As Scott Johnson writes at Power Line, “Barack Obama must be sleeping better at night secure in the belief that Joe Biden will soon be in position to kill further disclosure of their wrongdoing in connection with the 2016 Trump presidential campaign and — what’s the word? — transition. Obama has a new doorstop of a memoir out this week and took advantage of his old supporters at 60 Minutes to defame and disparage President Trump in connection with Obama’s promotion of the book.”

As Johnson notes, the interview reminds us of why we loathed Obama in the first place. “As always,” he says, “projection reigns supreme.”

The Wall Street Journal’s James Freeman picks up on this theme, noting that Obama, “who presided over historic abuses of government surveillance powers, is once again attacking one of the principal targets.” He explains, “Four years after the Obama Justice Department misled a federal court into approving a surveillance warrant against a Trump campaign associate, Mr. Obama is comparing President Donald Trump to a murderous dictator.”

Said Obama to Pelley, “The president doesn’t like to lose and never admits loss. I’m more troubled by the fact that other Republican officials who clearly know better are going along with this, are humoring him in this fashion. … I think that there has been this sense over the last several years that literally anything goes and is justified in order to get power. And that’s not unique to the United States. There are strong men and dictators around the world who think that, ‘I can do anything to stay in power. I can kill people. I can throw them in jail. I can run phony elections. I can suppress journalists.’ But that’s not who we’re supposed to be.”

So the Projector-in-Chief, the guy who spied on his presidential successor, the guy who jailed conservative author Dinesh D'Souza on a trumped-up campaign finance charge, the guy who spied extensively on the Associated Press and spied on and bullied individual journalists such as Fox News’s James Rosen and The New York Times’s James Risen … is comparing Donald Trump to “strong men and dictators”?

Got it.

As Risen wrote in 2016, “Over the past eight years, the administration has prosecuted nine cases involving whistle-blowers and leakers, compared with only three by all previous administrations combined. It has repeatedly used the Espionage Act, a relic of World War I-era red-baiting, not to prosecute spies but to go after government officials who talked to journalists.”
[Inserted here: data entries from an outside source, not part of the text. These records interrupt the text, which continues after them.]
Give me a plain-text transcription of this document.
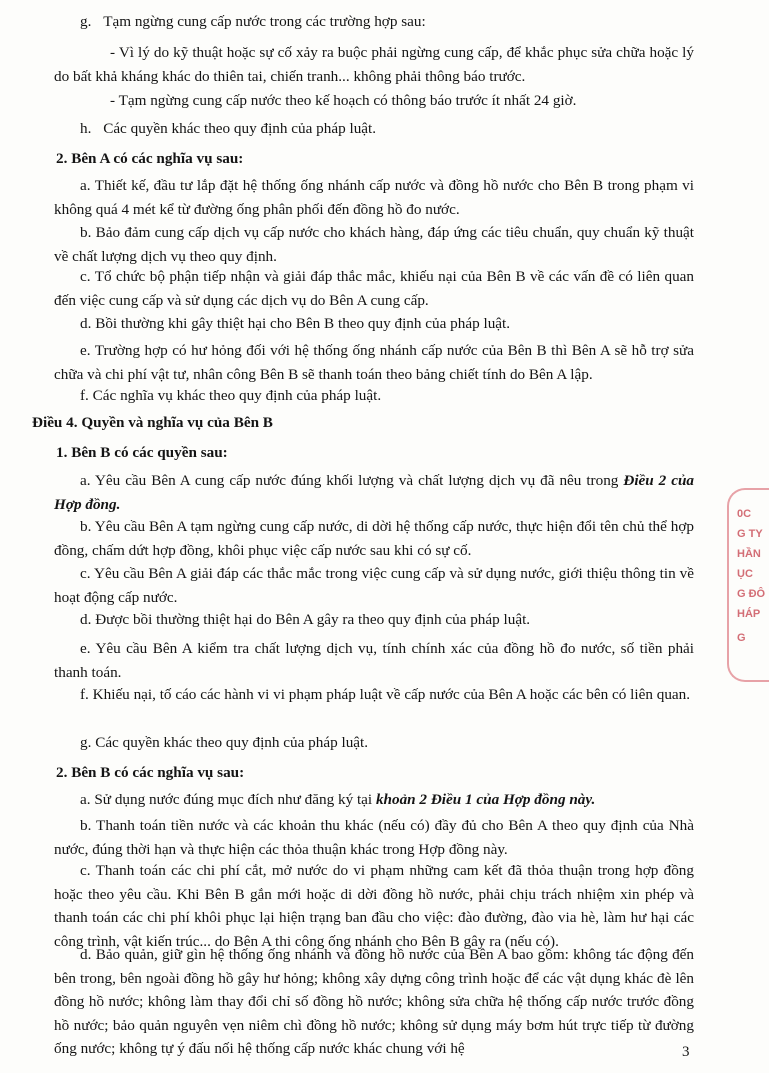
g. Tạm ngừng cung cấp nước trong các trường hợp sau:
- Vì lý do kỹ thuật hoặc sự cố xảy ra buộc phải ngừng cung cấp, để khắc phục sửa chữa hoặc lý do bất khả kháng khác do thiên tai, chiến tranh... không phải thông báo trước.
- Tạm ngừng cung cấp nước theo kế hoạch có thông báo trước ít nhất 24 giờ.
h. Các quyền khác theo quy định của pháp luật.
2. Bên A có các nghĩa vụ sau:
a. Thiết kế, đầu tư lắp đặt hệ thống ống nhánh cấp nước và đồng hồ nước cho Bên B trong phạm vi không quá 4 mét kể từ đường ống phân phối đến đồng hồ đo nước.
b. Bảo đảm cung cấp dịch vụ cấp nước cho khách hàng, đáp ứng các tiêu chuẩn, quy chuẩn kỹ thuật về chất lượng dịch vụ theo quy định.
c. Tổ chức bộ phận tiếp nhận và giải đáp thắc mắc, khiếu nại của Bên B về các vấn đề có liên quan đến việc cung cấp và sử dụng các dịch vụ do Bên A cung cấp.
d. Bồi thường khi gây thiệt hại cho Bên B theo quy định của pháp luật.
e. Trường hợp có hư hỏng đối với hệ thống ống nhánh cấp nước của Bên B thì Bên A sẽ hỗ trợ sửa chữa và chi phí vật tư, nhân công Bên B sẽ thanh toán theo bảng chiết tính do Bên A lập.
f. Các nghĩa vụ khác theo quy định của pháp luật.
Điều 4. Quyền và nghĩa vụ của Bên B
1. Bên B có các quyền sau:
a. Yêu cầu Bên A cung cấp nước đúng khối lượng và chất lượng dịch vụ đã nêu trong Điều 2 của Hợp đồng.
b. Yêu cầu Bên A tạm ngừng cung cấp nước, di dời hệ thống cấp nước, thực hiện đổi tên chủ thể hợp đồng, chấm dứt hợp đồng, khôi phục việc cấp nước sau khi có sự cố.
c. Yêu cầu Bên A giải đáp các thắc mắc trong việc cung cấp và sử dụng nước, giới thiệu thông tin về hoạt động cấp nước.
d. Được bồi thường thiệt hại do Bên A gây ra theo quy định của pháp luật.
e. Yêu cầu Bên A kiểm tra chất lượng dịch vụ, tính chính xác của đồng hồ đo nước, số tiền phải thanh toán.
f. Khiếu nại, tố cáo các hành vi vi phạm pháp luật về cấp nước của Bên A hoặc các bên có liên quan.
g. Các quyền khác theo quy định của pháp luật.
2. Bên B có các nghĩa vụ sau:
a. Sử dụng nước đúng mục đích như đăng ký tại khoản 2 Điều 1 của Hợp đồng này.
b. Thanh toán tiền nước và các khoản thu khác (nếu có) đầy đủ cho Bên A theo quy định của Nhà nước, đúng thời hạn và thực hiện các thỏa thuận khác trong Hợp đồng này.
c. Thanh toán các chi phí cắt, mở nước do vi phạm những cam kết đã thỏa thuận trong hợp đồng hoặc theo yêu cầu. Khi Bên B gắn mới hoặc di dời đồng hồ nước, phải chịu trách nhiệm xin phép và thanh toán các chi phí khôi phục lại hiện trạng ban đầu cho việc: đào đường, đào via hè, làm hư hại các công trình, vật kiến trúc... do Bên A thi công ống nhánh cho Bên B gây ra (nếu có).
d. Bảo quản, giữ gìn hệ thống ống nhánh và đồng hồ nước của Bên A bao gồm: không tác động đến bên trong, bên ngoài đồng hồ gây hư hỏng; không xây dựng công trình hoặc để các vật dụng khác đè lên đồng hồ nước; không làm thay đổi chỉ số đồng hồ nước; không sửa chữa hệ thống cấp nước trước đồng hồ nước; bảo quản nguyên vẹn niêm chì đồng hồ nước; không sử dụng máy bơm hút trực tiếp từ đường ống nước; không tự ý đấu nối hệ thống cấp nước khác chung với hệ	3
0C
G TY
HẦN
ỤC
G ĐÔ
HÁP
G
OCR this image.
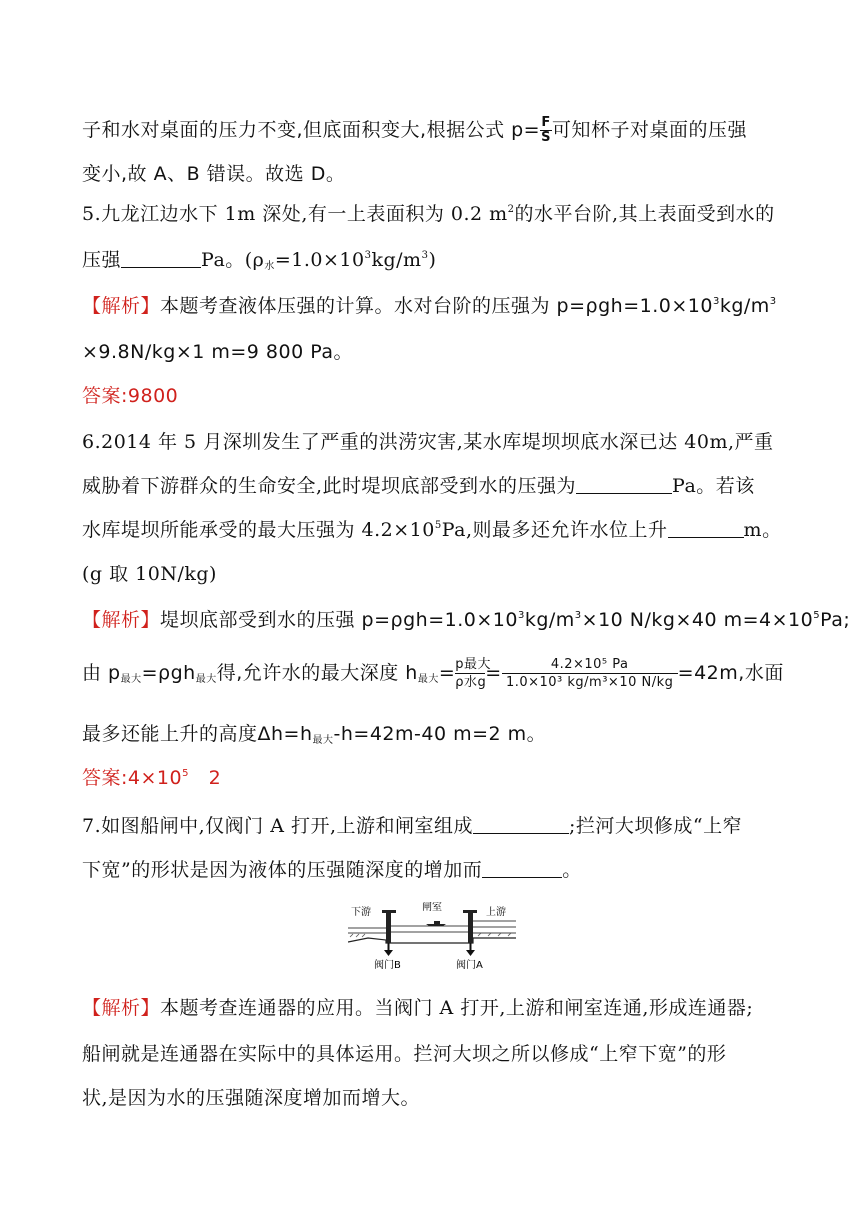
子和水对桌面的压力不变,但底面积变大,根据公式 $p= \frac{F}{S}$ 可知杯子对桌面的压强
变小,故 A、B 错误。故选 D。
5.九龙江边水下 1m 深处,有一上表面积为 0.2 $m^2$的水平台阶,其上表面受到水的
压强	Pa。$(\rho_水=1.0\times 10^3kg/m^3)$
【解析】本题考查液体压强的计算。水对台阶的压强为 $p=\rho gh=1.0\times 10^3kg/m^3$
×9.8N/kg×1 m=9 800 Pa。
答案:9800
6.2014 年 5 月深圳发生了严重的洪涝灾害,某水库堤坝坝底水深已达 40m,严重
威胁着下游群众的生命安全,此时堤坝底部受到水的压强为	Pa。若该
水库堤坝所能承受的最大压强为 $4.2\times 10^5Pa$,则最多还允许水位上升	m。
(g 取 10N/kg)
【解析】堤坝底部受到水的压强 $p=\rho gh=1.0\times 10^3kg/m^3\times 10$ N/kg×40 $m=4\times 10^5Pa$;
由 $p_{最大}=\rho gh_{最大}$得,允许水的最大深度 $h_{最大}= \frac{\text{p最大}}{\text{ρ水g}} = \frac{\text{4.2×10⁵ Pa}}{\text{1.0×10³ kg/m³×10 N/kg}} =42m$,水面
最多还能上升的高度$\Delta h=h_{最大}-h=42m-40$ m=2 m。
答案$:4\times 10^5$   2
7.如图船闸中,仅阀门 A 打开,上游和闸室组成	;拦河大坝修成“上窄
下宽”的形状是因为液体的压强随深度的增加而	。
下游	闸室	上游
阀门B	阀门A
【解析】本题考查连通器的应用。当阀门 A 打开,上游和闸室连通,形成连通器;
船闸就是连通器在实际中的具体运用。拦河大坝之所以修成“上窄下宽”的形
状,是因为水的压强随深度增加而增大。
Pelley doesn’t commit any real journalism, either. Obama has always loved a good cupcake, and Pelley served him up a steady diet. For example, Pelley says, “Mr. Obama is speaking after four years of virtual silence on Donald Trump. He followed a traditional commandment largely observed since Adams succeeded Washington — thou shall not criticize your successor.”

Virtual silence?

The Journal’s Freeman corrects this Orwellian faux history: “Mr. Obama publicly criticized his successor within 10 days of Mr. Trump’s inauguration. More recently, Mr. Obama lambasted Mr. Trump at the virtual Democratic convention in August, and at various stops along the autumn campaign trail. Mr. Pelley’s own network reported last month on a speech in which ‘Mr. Obama delivered a sweeping condemnation of Trump.’”

But other than that, Pelley’s account was as accurate as Obama’s self-assessment.